Chefredakteur Arnd Brummer: Aus Sündenböcken wieder Menschen machen
November 2014

Sven Paustian

Arnd Brummer [2]

Zufällig habe ich gerade in alten Unterlagen geblättert und bin dabei auf einen Text von Ignazio Silone aus dem Jahr 1947 ge­stoßen. Silone, 1900 geboren, war ein vom Stalinismus enttäuschter Linker und ein kirchenskeptischer, doch überzeugter Christ. 1930 ging er in die Schweiz ins Exil, kehrte nach dem Weltkrieg in die italienische Heimat zurück, wurde zur moralischen Instanz, ­ ließ sich vor keinen Karren spannen. Er starb 1978.

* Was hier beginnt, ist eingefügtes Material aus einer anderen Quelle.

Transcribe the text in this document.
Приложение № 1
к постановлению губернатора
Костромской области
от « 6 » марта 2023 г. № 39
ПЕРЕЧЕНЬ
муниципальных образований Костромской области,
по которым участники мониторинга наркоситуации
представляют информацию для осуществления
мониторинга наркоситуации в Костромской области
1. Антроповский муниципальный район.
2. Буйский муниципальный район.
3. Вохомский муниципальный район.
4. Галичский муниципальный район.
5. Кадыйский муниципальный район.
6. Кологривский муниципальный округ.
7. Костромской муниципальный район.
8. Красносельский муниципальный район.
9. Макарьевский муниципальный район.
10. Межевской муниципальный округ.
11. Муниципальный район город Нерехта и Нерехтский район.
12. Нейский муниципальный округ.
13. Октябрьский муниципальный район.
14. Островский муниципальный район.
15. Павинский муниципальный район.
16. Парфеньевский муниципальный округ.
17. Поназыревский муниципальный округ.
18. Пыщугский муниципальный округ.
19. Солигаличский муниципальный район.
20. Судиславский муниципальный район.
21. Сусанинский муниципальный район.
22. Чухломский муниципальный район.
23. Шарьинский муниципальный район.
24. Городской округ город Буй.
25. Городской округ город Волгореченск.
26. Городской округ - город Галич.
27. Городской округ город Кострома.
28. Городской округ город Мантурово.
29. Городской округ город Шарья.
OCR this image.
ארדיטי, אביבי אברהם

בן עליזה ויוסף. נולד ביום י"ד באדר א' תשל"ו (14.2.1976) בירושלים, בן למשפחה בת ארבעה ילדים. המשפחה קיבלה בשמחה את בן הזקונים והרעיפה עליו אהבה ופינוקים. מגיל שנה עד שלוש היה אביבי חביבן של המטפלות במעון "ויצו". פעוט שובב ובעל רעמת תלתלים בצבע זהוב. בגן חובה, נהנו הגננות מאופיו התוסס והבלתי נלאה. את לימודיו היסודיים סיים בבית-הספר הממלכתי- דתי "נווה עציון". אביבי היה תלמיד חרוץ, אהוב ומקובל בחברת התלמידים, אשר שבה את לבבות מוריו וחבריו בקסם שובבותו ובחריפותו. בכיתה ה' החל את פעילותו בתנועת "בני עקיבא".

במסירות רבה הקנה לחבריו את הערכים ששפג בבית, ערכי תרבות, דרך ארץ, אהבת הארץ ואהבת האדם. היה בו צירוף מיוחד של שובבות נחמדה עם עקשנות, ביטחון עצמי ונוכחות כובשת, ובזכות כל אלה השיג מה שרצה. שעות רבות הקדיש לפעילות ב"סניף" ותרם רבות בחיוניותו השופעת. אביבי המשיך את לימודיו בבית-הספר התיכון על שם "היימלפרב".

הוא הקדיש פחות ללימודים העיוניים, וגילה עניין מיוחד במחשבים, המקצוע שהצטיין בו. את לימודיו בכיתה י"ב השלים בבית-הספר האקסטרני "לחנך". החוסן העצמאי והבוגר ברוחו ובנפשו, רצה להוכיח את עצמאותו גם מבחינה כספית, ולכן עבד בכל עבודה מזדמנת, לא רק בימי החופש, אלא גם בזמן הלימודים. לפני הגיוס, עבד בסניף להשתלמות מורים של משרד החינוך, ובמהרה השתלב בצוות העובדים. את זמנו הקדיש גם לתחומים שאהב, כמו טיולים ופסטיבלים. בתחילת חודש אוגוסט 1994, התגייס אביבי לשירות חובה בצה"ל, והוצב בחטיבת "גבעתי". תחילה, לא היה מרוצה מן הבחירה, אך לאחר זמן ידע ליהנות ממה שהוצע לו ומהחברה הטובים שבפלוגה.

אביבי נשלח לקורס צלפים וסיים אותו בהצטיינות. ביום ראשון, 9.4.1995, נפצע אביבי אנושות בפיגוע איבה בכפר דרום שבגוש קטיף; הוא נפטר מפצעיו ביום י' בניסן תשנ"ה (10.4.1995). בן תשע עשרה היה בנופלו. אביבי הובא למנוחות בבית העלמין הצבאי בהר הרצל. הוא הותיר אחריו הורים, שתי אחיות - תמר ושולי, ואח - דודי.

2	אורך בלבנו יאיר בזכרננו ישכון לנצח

Der Text, adressiert an eine selbstzufriedene Nachkriegsgesellschaft: „Die Gerechtigkeit wird jeweils dann angerufen, wenn es uns bequem ist. Es liegt aber auf der Hand, daß die Krise unserer Zeit nicht ernsthaft verstanden werden kann, wenn wir nicht ihren allgemeinen Charakter sehen. Keine einseitige Verdammung von Sündenböcken kann in unserm Bewußtsein das Gefühl einer gemeinsamen Schuld zum Schweigen bringen.“ Und weiter: „Das Heil liegt ausschließlich in einer ehrlichen, geraden, unmittelbaren, beständigen Treue zur tragischen Wirklichkeit, der Basis der menschlichen Existenz. Der Archetyp dieser Wirklichkeit ist für die Christen das Kreuz. Im Leben des einzelnen ist es die Unruhe des Menschenherzens, die kein Fortschritt, keine politische Veränderung je stillen kann. Auf der Ebene der Geschichte ist es das Leid der Armen und trägt verschiedene Namen . . . Aber es ist eine schmerzliche Wirklichkeit, die einzige wirklich ökumenische, alles umspannende Wirklichkeit der menschlichen Geschichte.“

Den Text weggelegt. Gedanklich nach Syrien gereist, in die Ukraine, zu den Ebola-Toten in Liberia und Sierra Leone. Und dann Silone zugerufen: Mann Gottes! Wie recht hattest du vor 67 Jahren! Und wie recht hast du noch immer. Es wird nicht besser, es wird anders. Und dann höre ich im Radio die Geschichte aus Dinslaken-Lohberg. Von dort aus zogen junge Männer als Kämpfer für die IS-Terroristen nach Syrien und in den Irak. Einer von ihnen, Philipp mit Namen, soll bei einem Selbstmordattentat mit einem Lkw voller Sprengstoff zwanzig Kurden und sich selbst im Nordirak getötet haben. Ein anderer, Mustafa, posierte auf einem Video mit einem abgeschlagenen Kopf.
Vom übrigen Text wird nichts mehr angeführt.